The total inhabitants of Manele is 29 as per the census of 2010. A hundred percent of the population goes to or has completed high school. 24 inhabitants are white while 5 are Asian. All of the inhabitants of Manele live above the poverty line.

Historical population
| Census | Pop. | Note | %± |
| 2020 | 7 |  | — |
U.S. Decennial Census

== Climate ==
The weather in Manele is pleasant. If we look on the average chart of temperature for the past fifty years, we will find that January has the coldest weather with average temperature of 18 degrees Celsius, while July is hottest with an average of 21 degrees. The average rainfall in a year over the last thirty years is 920mm which is 15mm per day.

Chart Reference:

| MONTHLY - WEATHER AVG SUMMARY °C | Years on Record | ANNUAL | JAN | FEB | MAR | APR | MAY | JUN | JUL | AUG | SEP | OCT | NOV | DEC |
| Avg. Temperature | 50 | 20 | 18 | 18 | 18 | 19 | 20 | 21 | 21 | 21 | 21 | 21 | 20 | 19 |
| Avg. High Temperature | 50 | 24 | 22 | 22 | 22 | 23 | 23 | 24 | 25 | 25 | 25 | 25 | 24 | 23 |
| Avg. Low Temperature | 50 | 16 | 15 | 15 | 15 | 16 | 16 | 17 | 18 | 18 | 18 | 17 | 16 | 15 |
| Avg. Precipitation | 50 | 920 | 130 | 90 | 100 | 70 | 70 | 30 | 40 | 40 | 50 | 50 | 90 | 100 |
| Avg. Days Precipitation | 15 | 134 | 14 | 14 | 11 | 12 | 11 | 9 | 10 | 10 | 9 | 10 | 10 | 14 |

== Crime rate ==
The indices for both violent and property crime are higher in Manele than the averages for the United States. The crime index is 35.5, compared to 31.1 for the United States. The Property Crime index for Manele is 47.3 which is also higher than the average crime index for the United States which is 38.1.
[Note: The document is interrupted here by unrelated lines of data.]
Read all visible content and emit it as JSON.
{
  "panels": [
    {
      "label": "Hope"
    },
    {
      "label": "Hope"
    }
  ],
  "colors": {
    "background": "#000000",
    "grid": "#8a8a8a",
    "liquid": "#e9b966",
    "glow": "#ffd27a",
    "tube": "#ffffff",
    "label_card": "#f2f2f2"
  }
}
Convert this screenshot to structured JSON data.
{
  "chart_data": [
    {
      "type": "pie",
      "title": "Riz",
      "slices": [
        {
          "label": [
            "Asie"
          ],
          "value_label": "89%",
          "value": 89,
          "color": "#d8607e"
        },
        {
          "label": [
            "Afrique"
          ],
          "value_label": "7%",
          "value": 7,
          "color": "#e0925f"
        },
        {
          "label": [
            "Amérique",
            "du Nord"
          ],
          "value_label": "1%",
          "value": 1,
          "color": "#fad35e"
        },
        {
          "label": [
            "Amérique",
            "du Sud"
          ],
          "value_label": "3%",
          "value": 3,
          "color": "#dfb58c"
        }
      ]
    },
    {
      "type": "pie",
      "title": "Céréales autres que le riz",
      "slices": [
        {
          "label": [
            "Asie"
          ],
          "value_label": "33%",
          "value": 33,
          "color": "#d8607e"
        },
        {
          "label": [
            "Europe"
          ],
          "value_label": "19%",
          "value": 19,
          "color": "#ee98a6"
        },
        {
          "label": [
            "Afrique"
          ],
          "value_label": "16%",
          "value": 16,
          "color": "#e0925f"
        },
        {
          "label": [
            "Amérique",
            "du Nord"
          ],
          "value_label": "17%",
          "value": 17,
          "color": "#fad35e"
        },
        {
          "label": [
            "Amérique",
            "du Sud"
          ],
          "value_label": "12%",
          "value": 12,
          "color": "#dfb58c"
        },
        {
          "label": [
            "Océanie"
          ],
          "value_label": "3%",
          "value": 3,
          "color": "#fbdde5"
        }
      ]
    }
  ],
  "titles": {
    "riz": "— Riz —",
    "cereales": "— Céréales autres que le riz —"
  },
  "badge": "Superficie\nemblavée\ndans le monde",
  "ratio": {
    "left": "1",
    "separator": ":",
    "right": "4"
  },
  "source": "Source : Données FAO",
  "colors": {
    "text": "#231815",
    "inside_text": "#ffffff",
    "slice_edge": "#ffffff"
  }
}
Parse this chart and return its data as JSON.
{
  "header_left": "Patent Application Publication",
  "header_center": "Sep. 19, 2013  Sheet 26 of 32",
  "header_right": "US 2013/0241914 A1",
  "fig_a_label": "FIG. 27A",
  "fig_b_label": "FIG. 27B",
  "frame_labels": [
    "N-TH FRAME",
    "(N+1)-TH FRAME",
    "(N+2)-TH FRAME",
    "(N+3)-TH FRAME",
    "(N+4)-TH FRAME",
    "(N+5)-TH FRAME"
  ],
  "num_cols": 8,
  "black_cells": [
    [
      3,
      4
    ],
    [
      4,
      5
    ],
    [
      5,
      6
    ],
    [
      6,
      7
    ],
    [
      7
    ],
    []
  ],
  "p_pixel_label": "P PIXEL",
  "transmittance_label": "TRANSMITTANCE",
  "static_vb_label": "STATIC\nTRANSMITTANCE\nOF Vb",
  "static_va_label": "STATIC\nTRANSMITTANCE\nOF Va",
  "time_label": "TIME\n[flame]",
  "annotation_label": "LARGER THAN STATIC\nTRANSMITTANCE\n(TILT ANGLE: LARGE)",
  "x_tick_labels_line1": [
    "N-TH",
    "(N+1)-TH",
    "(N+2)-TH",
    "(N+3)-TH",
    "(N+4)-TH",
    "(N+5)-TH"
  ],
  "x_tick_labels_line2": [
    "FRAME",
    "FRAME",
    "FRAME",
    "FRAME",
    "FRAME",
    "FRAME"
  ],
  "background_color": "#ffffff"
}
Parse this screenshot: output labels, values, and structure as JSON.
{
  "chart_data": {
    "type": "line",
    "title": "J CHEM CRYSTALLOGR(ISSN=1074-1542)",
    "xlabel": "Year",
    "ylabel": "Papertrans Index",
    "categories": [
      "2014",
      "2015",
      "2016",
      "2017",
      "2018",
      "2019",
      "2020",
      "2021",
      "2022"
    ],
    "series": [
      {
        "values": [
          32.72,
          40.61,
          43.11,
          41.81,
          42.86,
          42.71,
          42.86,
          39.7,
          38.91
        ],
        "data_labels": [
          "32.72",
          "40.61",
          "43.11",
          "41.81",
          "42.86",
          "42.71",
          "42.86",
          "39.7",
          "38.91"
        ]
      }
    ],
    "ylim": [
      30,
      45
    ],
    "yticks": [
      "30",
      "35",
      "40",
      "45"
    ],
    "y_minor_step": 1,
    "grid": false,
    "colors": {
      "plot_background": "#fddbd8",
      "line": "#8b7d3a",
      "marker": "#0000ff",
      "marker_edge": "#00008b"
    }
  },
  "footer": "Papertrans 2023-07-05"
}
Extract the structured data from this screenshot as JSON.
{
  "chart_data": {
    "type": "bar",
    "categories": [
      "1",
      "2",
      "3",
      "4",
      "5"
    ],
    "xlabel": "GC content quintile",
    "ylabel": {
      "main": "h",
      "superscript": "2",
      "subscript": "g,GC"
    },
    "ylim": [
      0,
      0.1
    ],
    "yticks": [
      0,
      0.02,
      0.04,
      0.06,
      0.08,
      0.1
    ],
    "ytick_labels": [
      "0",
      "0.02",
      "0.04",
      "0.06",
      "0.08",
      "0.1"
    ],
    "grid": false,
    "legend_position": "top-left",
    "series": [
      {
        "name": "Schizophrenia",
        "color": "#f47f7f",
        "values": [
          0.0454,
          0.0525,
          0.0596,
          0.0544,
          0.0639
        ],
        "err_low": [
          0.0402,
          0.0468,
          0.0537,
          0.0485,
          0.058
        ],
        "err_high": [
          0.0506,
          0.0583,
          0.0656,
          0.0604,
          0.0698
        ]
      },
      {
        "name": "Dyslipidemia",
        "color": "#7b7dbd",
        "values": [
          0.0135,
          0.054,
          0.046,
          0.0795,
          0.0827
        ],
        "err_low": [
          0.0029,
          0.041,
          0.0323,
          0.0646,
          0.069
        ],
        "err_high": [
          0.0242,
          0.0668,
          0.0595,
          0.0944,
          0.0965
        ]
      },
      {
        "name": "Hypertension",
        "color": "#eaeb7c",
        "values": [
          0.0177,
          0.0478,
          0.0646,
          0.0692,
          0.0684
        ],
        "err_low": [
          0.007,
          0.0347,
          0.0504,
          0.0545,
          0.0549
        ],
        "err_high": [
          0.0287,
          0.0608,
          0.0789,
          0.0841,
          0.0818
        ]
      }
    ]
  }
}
For Crime Scale, 0 means no crime rate while 100 means maximum crime rate.

== Transportation ==
There is an airport available in Lanai City, where there are flights every day from Honolulu to Lanai and vice versa. The Island and Hawaiian air service manage this airport. Chartered planes are also available. There is a taxi service, and hotels on the bay provide shuttle service from and to the airport.